Oysa necip medyamızın kahir çoğunluğu hiç oralı değil. Oralı olanı da felaketin boyutundan çok, uzmanların pek bir çaresiz buldukları ‘sözüm ona’ kurtarma operasyonunu öne çıkarıyorlar ve BP tüm zamanların en büyük felaketinin ‘kriz iletişimini’ yönetememeye (!) devam ediyor…
***
Bu arada Obama açıktan BP'yi suçladı ve tüm sorumluluğun İngiliz enerji şirketinde olduğunu söyledi…
ABD'de 11 binden fazla insanın gönüllü olarak başvuru yaptığı çevre temizliği için şu ana kadar 4 bin kişi kısa süreli eğitimden geçirilerek temizliğe başlamış. Petrol sızıntısından ortaya çıkan kirlilikle nasıl mücadele edileceği yönünde eğitim alanlar arasında ABD hapishanelerinde yatan mahkûmlar da yer alıyormuş.
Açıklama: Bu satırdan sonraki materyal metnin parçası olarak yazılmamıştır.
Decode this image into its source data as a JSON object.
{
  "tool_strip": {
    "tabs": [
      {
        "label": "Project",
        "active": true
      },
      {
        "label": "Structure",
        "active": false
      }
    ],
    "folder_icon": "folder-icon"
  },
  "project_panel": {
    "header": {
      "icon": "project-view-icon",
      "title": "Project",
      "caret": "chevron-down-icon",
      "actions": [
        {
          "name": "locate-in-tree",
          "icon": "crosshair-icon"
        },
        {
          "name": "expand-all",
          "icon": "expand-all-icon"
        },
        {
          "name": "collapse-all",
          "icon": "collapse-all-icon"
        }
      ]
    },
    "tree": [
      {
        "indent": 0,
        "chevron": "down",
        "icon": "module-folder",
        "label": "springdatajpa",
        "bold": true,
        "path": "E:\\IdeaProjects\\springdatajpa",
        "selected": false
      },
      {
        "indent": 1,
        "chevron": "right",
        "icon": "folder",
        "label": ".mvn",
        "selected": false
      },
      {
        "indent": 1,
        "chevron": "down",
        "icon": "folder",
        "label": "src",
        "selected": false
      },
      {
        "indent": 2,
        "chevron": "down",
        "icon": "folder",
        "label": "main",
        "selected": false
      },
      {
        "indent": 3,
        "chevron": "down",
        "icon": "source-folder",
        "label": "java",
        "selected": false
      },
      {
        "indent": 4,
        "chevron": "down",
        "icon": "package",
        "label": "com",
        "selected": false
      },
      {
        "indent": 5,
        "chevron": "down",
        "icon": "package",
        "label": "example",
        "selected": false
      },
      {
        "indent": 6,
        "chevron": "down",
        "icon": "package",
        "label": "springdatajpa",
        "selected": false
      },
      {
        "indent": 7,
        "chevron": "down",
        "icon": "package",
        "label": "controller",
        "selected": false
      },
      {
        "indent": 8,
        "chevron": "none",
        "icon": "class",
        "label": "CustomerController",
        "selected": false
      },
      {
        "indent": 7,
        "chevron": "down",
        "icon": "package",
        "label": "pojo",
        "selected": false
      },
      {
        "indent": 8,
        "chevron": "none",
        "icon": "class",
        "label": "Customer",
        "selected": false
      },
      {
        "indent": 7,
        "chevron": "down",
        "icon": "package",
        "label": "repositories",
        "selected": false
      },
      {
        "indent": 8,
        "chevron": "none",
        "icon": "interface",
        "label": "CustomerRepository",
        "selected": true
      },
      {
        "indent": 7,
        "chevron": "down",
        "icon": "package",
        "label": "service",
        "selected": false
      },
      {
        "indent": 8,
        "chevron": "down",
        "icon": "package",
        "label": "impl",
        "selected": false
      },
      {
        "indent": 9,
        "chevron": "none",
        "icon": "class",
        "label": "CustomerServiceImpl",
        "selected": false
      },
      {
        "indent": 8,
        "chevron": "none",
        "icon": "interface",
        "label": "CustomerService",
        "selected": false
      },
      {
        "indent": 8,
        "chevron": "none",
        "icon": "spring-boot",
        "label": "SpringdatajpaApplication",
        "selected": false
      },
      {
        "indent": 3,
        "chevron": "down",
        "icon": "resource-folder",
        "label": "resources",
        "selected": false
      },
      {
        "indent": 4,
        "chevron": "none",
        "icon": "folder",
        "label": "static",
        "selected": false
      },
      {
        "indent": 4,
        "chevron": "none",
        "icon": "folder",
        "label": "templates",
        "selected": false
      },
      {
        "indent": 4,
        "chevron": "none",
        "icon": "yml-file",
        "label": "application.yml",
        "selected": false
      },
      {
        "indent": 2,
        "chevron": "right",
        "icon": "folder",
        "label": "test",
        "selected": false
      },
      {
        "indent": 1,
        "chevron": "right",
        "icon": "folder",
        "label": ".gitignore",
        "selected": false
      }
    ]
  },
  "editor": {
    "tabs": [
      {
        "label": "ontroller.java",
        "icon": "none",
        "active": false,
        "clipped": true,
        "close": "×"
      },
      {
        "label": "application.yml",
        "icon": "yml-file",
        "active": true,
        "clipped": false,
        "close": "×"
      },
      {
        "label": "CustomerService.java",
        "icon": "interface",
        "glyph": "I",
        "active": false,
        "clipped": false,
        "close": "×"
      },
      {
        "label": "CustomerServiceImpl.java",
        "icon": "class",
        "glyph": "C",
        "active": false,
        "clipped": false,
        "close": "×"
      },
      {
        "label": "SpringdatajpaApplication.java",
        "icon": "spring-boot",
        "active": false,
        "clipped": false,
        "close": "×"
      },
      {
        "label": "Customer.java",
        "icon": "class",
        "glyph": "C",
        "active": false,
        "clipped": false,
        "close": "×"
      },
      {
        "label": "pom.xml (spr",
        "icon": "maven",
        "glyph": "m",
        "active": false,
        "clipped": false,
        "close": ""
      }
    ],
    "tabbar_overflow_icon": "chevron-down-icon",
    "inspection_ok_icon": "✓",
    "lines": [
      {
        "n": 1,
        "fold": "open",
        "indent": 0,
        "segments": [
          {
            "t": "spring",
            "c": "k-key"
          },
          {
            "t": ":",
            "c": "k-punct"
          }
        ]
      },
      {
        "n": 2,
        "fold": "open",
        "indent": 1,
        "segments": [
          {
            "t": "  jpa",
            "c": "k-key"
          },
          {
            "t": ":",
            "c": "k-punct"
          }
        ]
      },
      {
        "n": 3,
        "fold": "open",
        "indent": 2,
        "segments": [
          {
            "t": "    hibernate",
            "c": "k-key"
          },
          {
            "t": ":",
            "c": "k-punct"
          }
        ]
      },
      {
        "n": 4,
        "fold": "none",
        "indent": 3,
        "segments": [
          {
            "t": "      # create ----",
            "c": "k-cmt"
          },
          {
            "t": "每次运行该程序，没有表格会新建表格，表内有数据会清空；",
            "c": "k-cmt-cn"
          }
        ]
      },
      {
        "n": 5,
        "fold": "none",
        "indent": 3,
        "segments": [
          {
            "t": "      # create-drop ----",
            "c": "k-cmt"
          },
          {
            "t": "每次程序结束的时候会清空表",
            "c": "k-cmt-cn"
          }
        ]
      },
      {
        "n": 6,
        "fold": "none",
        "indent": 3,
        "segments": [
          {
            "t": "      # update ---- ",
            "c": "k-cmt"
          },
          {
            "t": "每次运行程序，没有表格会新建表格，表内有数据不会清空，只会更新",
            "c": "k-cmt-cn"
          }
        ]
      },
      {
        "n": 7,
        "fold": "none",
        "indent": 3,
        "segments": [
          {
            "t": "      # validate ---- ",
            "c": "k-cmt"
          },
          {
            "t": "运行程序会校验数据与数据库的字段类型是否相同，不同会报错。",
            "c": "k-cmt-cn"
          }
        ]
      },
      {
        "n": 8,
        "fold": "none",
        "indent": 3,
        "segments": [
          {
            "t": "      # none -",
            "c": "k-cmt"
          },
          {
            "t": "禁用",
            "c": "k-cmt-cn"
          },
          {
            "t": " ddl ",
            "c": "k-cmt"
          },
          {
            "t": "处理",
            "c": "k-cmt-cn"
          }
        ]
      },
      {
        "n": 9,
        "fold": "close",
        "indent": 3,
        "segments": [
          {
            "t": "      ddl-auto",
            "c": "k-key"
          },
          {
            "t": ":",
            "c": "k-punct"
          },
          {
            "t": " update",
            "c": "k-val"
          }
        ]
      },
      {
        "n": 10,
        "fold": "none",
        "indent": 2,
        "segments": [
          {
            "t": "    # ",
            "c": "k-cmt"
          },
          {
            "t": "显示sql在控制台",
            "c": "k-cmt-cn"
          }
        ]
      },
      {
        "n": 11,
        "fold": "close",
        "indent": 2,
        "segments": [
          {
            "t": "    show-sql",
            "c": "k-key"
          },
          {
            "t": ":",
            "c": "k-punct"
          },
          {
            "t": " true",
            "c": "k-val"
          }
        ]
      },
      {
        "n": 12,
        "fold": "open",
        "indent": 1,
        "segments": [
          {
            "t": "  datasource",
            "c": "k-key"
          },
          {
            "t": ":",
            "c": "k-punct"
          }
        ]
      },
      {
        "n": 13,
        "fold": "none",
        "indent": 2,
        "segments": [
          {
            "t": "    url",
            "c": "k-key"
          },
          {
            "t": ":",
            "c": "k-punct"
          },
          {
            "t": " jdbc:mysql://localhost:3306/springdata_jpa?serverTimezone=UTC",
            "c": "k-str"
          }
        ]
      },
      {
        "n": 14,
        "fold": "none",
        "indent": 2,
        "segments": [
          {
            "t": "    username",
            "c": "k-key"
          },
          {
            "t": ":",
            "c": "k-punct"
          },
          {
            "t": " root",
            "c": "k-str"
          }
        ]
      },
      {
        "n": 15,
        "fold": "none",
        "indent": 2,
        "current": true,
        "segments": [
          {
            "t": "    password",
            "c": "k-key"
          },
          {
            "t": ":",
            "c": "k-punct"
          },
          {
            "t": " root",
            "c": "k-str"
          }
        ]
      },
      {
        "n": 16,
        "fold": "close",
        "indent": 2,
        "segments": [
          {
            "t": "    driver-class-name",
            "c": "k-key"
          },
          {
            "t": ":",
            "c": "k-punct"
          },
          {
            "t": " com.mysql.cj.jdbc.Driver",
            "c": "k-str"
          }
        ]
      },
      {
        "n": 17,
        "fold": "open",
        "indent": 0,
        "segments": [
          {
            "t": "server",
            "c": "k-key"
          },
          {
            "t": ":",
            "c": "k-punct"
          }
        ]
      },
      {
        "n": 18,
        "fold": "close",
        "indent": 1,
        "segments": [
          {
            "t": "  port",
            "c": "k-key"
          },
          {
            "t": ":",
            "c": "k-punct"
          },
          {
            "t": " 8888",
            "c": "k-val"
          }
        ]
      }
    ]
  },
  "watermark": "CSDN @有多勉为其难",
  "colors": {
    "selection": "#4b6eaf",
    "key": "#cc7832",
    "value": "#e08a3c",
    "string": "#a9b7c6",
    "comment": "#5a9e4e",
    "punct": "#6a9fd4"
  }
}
Peki, bu arada BP ne yapıyormuş?.. Şu tür açıklamalar yapıyormuş mesela: “Felaketin süresi ve maliyetini kestirmek güç”… Nasıl? İyi değil mi?
***
Petrol kuyusundaki sızıntının meydana geldiği üç noktadan birinin 16 günlük çalışmanın ardından kapatıldığı açıklanmış… Bravo doğrusu… Ya da dostlar alış verişte görsün… BP CEO'su Tony Hayward’ın krizi adam gibi yönetemediği konusunda herkes mutabık… “Kamuoyuna ve halka, şirketin ihmalkâr olmadığı ve soruna yerinde müdahale ettiği yönünde gerekli bilgileri geç vermekle” suçlanıyormuş. Bizim görüşümüze göre ise, BP müthiş bir medya desteği ile gidiyor… Ama bu bile yetmiyor demek ki… “Helal olsun BP’ye!” diyeceğiz herhalde… “Patlamanın oluşturduğu inanılmaz hasarı ama hızlı hallettiler” falan…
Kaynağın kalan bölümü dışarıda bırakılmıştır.